Schon die Anreise bietet die erste Überraschung, wenn man von Zernez kommend auf einmal vor einem schmalen Tunnel steht und einem die Ampel rot entgegen scheint. Ok, es ist dunkel, niemand ist da (auch die Grenzstelle ist nicht besetzt), wie läuft das hier mit dem Tunnel, gibt es spezielle Zeiten, muss ich irgendwo klingeln oder hupen...? Doch bevor zu viele Fragen unbeantwortet blieben, schaltete die Ampel auf grün und ich brauste durch den Tunnel. Auf der anderen Seite verlangte die freundliche Frau an der Schranke Wegzoll und schon ging es weiter entlang des Stausees nach Livigno. Livigno ist Zollfrei und eine Gemeinde der italienischen Provinz Sondrio in der Lombardei. Es liegt auf einer Höhe von 1.816 MüM und besitzt eine der Meereshöhe gleichnamige Hausbrauerei, so viel schon mal vorab.

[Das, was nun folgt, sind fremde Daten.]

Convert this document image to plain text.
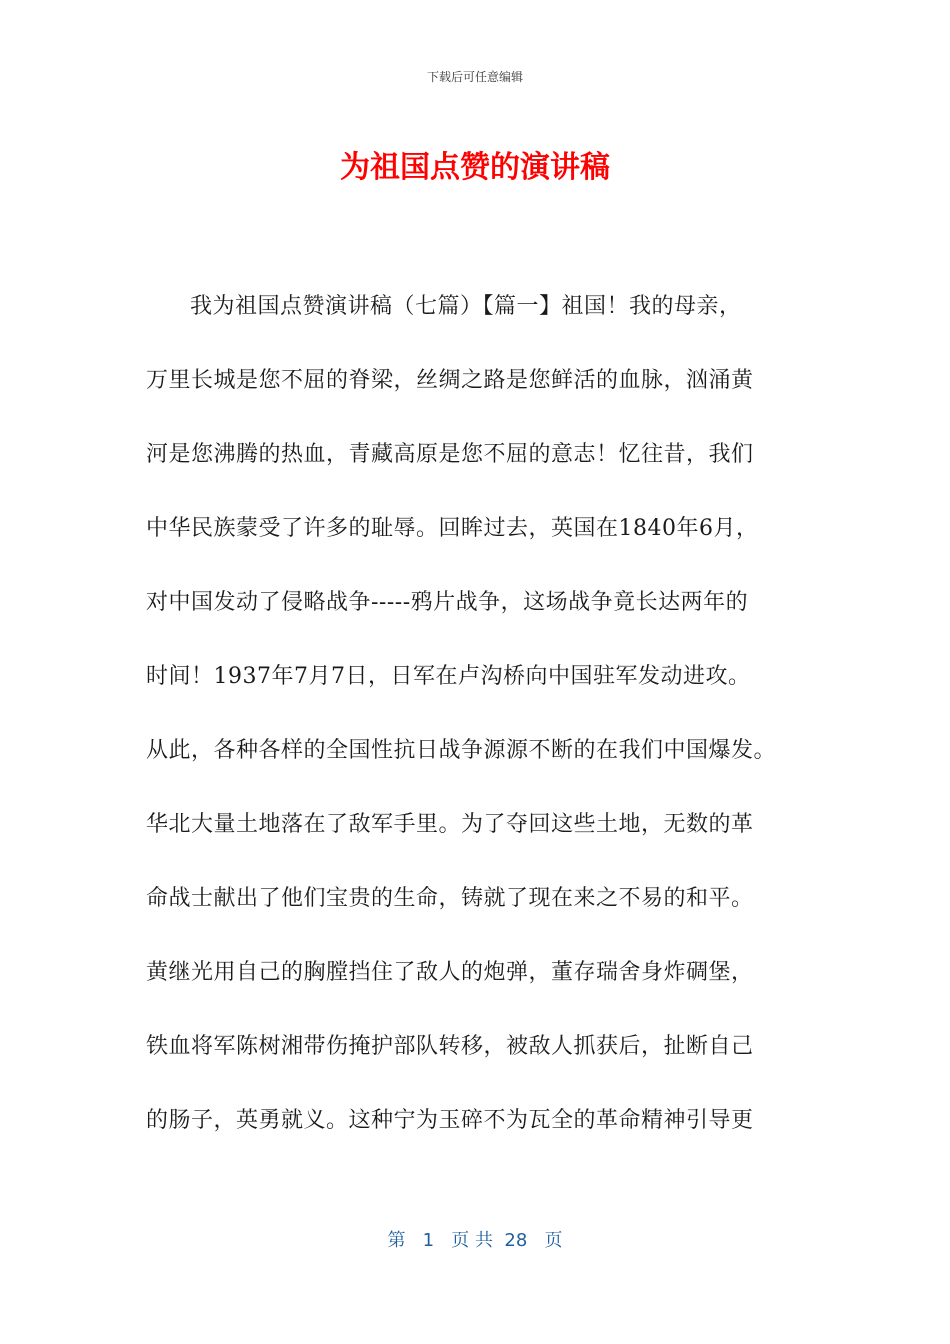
下载后可任意编辑
为祖国点赞的演讲稿
我为祖国点赞演讲稿（七篇）【篇一】祖国！我的母亲，
万里长城是您不屈的脊梁，丝绸之路是您鲜活的血脉，汹涌黄
河是您沸腾的热血，青藏高原是您不屈的意志！忆往昔，我们
中华民族蒙受了许多的耻辱。回眸过去，英国在1840年6月，
对中国发动了侵略战争-----鸦片战争，这场战争竟长达两年的
时间！1937年7月7日，日军在卢沟桥向中国驻军发动进攻。
从此，各种各样的全国性抗日战争源源不断的在我们中国爆发。
华北大量土地落在了敌军手里。为了夺回这些土地，无数的革
命战士献出了他们宝贵的生命，铸就了现在来之不易的和平。
黄继光用自己的胸膛挡住了敌人的炮弹，董存瑞舍身炸碉堡，
铁血将军陈树湘带伤掩护部队转移，被敌人抓获后，扯断自己
的肠子，英勇就义。这种宁为玉碎不为瓦全的革命精神引导更
第   1   页 共  28   页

Von Davos kommend wurde der Schnee zunehmend weniger und somit waren meine Erwartungen auf Powderruns und die Ausschöpfung des vollen Potentials des Gebiets eher gering. Aber ich war zum ersten Mal dort und war schon zufrieden einfach das Terrain zu sehen, um für spätere Besuche zu wissen wo es lang geht. Aber auch so viel schon mal vorab: auch wenn es keinen Powder hat, gibt es auf und neben der Piste viel zu tun und auch den Aperol sollte man natürlich nie aus den Augen verlieren.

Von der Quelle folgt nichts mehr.